Mr Ongoh disclosed these in a workshop to boost the skills of officials of LEAP Management Secretariat, staff of the Ministry of Gender, Children and Social Protection and officials of the Department of Social Welfare on internal auditing practices in Ho.
The workshop is therefore a pre-emptive measure to build the capacity of its staff to be one-step ahead audit adversaries and malfeasance.
He said the nuances of understanding audit was crucial in safeguarding financial releases saying if benchmarks are unavailable to track or serve as a checklist, many malfeasance was likely to be perpetuated to defeat the import of the programme.
The Assistant Director said social accountability is critical to ensuring that staff work in accordance with the law.
Mr Ongoh said some 334,000 households translating into 1.4 million individuals are benefitting from the programme, who receive a monthly stipend for their upkeep.
He said LEAP is grateful to be collaborating with the Internal Audit Agency establishment to sharpen the skills of its workers adding ''monies entrusted to our care would be judiciously expended for the purpose.''
Mr Samuel Gyekye-Mensah, Acting Director, Technical Planning, Monitoring and Evaluation of the Internal Audit Agency (IAA) said his outfit is mandated by the Internal Audit ACT (658) of 2003 to support public sector institutions to build capacity to ensure effective internal audit practice and coordinating quality assurance for audit practice.

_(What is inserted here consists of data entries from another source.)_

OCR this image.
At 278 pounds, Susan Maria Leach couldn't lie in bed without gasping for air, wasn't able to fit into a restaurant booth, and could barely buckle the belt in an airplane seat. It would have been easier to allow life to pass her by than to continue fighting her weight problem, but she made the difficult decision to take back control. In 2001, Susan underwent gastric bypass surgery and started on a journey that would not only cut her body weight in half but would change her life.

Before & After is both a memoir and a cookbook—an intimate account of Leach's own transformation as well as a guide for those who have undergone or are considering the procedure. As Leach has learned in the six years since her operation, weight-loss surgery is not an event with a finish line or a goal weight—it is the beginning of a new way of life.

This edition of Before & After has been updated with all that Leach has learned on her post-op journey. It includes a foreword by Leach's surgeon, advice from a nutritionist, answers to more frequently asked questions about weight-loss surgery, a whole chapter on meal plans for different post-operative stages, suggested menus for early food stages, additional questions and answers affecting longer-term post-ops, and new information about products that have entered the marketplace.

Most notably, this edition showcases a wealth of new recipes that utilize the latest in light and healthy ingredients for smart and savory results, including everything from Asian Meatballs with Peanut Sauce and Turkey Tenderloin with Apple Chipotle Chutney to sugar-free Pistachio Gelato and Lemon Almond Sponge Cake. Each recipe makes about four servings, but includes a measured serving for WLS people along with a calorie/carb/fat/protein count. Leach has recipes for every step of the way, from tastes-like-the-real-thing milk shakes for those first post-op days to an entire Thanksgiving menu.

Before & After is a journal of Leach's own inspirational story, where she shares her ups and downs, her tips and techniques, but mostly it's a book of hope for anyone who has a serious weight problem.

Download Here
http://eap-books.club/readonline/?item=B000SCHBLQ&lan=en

He said this it does through institutional support for effective systems for risk management in compliance with section 7.2 of the Public Financial Management ACT (921).
Mr Lateef Mamudu, Internal Auditor of the LEAP said the Programme provides cash and health insurance to extremely poor households across the country to alleviate short-term poverty and encourage long-term human capital development.
He said the training would engender basic understanding of tools needed to fast-track competence in enterprise risk management and make outcomes of audit systems pass the test of time.
Topics to be discussed for the five-day training include enterprise risk management, public financial management, soft skills negotiation, and internal audit value addition and action plan preparation.
LEAP is a form of social protection that involves a non-contributory direct cash transfer to a beneficiary that seeks to reduce poverty by smoothening consumption and promoting access to services and opportunities among extremely poor and vulnerable households in the country.
Its objective is to increase access to health, improve basic school enrolment, attendance and retention and facilitate access to complimentary services.
LEAP takes care of orphans and vulnerable children, the elderly without support, persons with disabilities without productive capacity and extremely poor pregnant women and lactating mothers with children under one year.